Indians Must Win Five More in a Row to Save Us All From Ourselves

Baseball is a proper and even noble pastime, but sometimes the kids who cover them get a little too granular for their own good, or anyone else's.

For instance, they have, because of their typical bias toward hyperaggressive pedantry, decided that the Cleveland Indians either have or have not broken the record for consecutive wins, based on the rules for tie games in 1916.

That's all you really need to know – that there is a debate over what baseball rules from 101 years ago were as opposed to what they should have been.

And now, to save us all from ourselves and hopefully to shut everyone up, the Indians must win five more games in succession.

Why? Because we cannot shut up on our own.

And shutting up isn't a bad thing sometimes. Sometimes, quiet disinterest is actually quite admirable, as in, "Your discussion bores me into catatonia. Wake me up five minutes after you've all left."

There is even a debate about whether winning 22 consecutive games has any meaning without a championship (which is just a modified version of the Oakland A's argument from 15 years earlier), as though the baseball season starts not in April but in mid-October. Once again, bending reality for a "hot" take that leaves both dispenser and listener worse for the social exchange.

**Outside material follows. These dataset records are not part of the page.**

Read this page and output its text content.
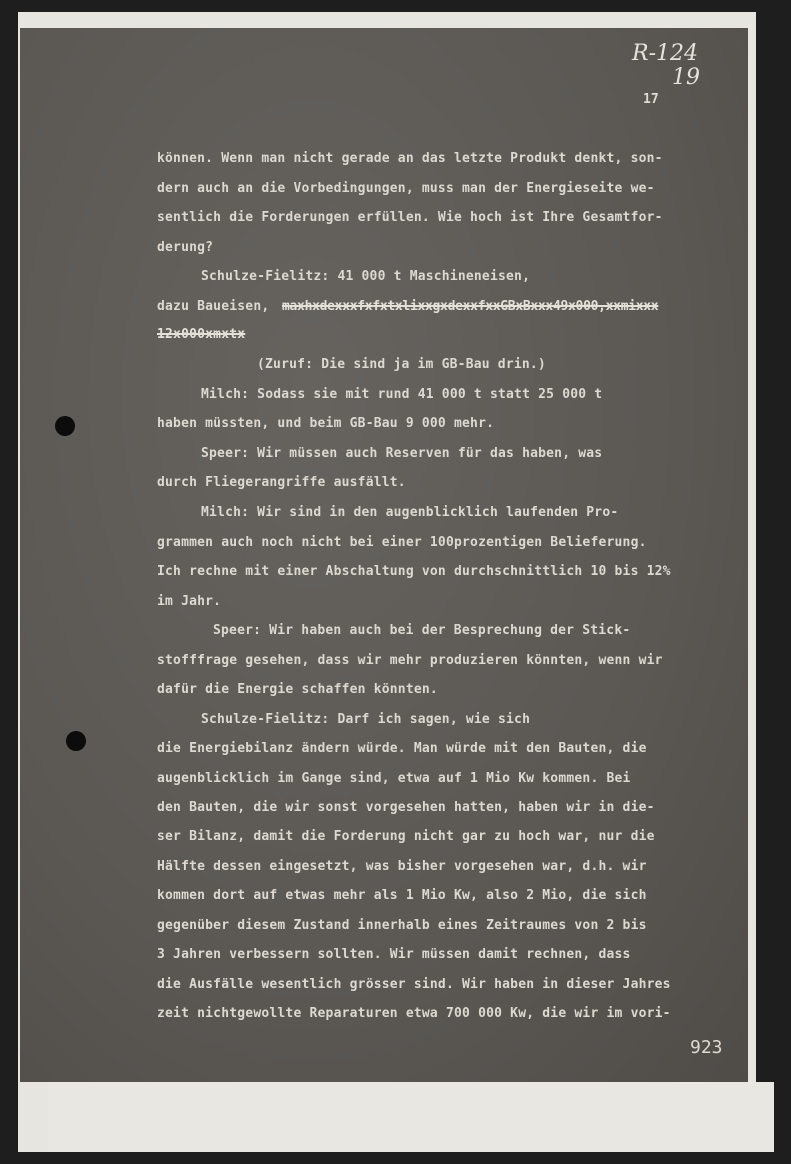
R-124
19
17
können. Wenn man nicht gerade an das letzte Produkt denkt, son-
dern auch an die Vorbedingungen, muss man der Energieseite we-
sentlich die Forderungen erfüllen. Wie hoch ist Ihre Gesamtfor-
derung?
Schulze-Fielitz: 41 000 t Maschineneisen,
dazu Baueisen, maxhxdexxxfxfxtxlixxgxdexxfxxGBxBxxx49x000,xxmixxx
12x000xmxtx
(Zuruf: Die sind ja im GB-Bau drin.)
Milch: Sodass sie mit rund 41 000 t statt 25 000 t
haben müssten, und beim GB-Bau 9 000 mehr.
Speer: Wir müssen auch Reserven für das haben, was
durch Fliegerangriffe ausfällt.
Milch: Wir sind in den augenblicklich laufenden Pro-
grammen auch noch nicht bei einer 100prozentigen Belieferung.
Ich rechne mit einer Abschaltung von durchschnittlich 10 bis 12%
im Jahr.
Speer: Wir haben auch bei der Besprechung der Stick-
stofffrage gesehen, dass wir mehr produzieren könnten, wenn wir
dafür die Energie schaffen könnten.
Schulze-Fielitz: Darf ich sagen, wie sich
die Energiebilanz ändern würde. Man würde mit den Bauten, die
augenblicklich im Gange sind, etwa auf 1 Mio Kw kommen. Bei
den Bauten, die wir sonst vorgesehen hatten, haben wir in die-
ser Bilanz, damit die Forderung nicht gar zu hoch war, nur die
Hälfte dessen eingesetzt, was bisher vorgesehen war, d.h. wir
kommen dort auf etwas mehr als 1 Mio Kw, also 2 Mio, die sich
gegenüber diesem Zustand innerhalb eines Zeitraumes von 2 bis
3 Jahren verbessern sollten. Wir müssen damit rechnen, dass
die Ausfälle wesentlich grösser sind. Wir haben in dieser Jahres
zeit nichtgewollte Reparaturen etwa 700 000 Kw, die wir im vori-
923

Either way, the wisdom from these two postulations is that the Indians can only validate what has been an extraordinary run of baseball by doing it for another week, but then replicating it in the World Series. Otherwise, they are frauds, pretenders and mountebanks.

And it makes the whole "shut up" thing a growing movement in a nation mostly used to shouting at the top of its collective lungs. If the alternative is having a President who wants to explain ESPN to us as though he were Calvin Coolidge fulminating about The Sporting News, how can shutting up be wrong?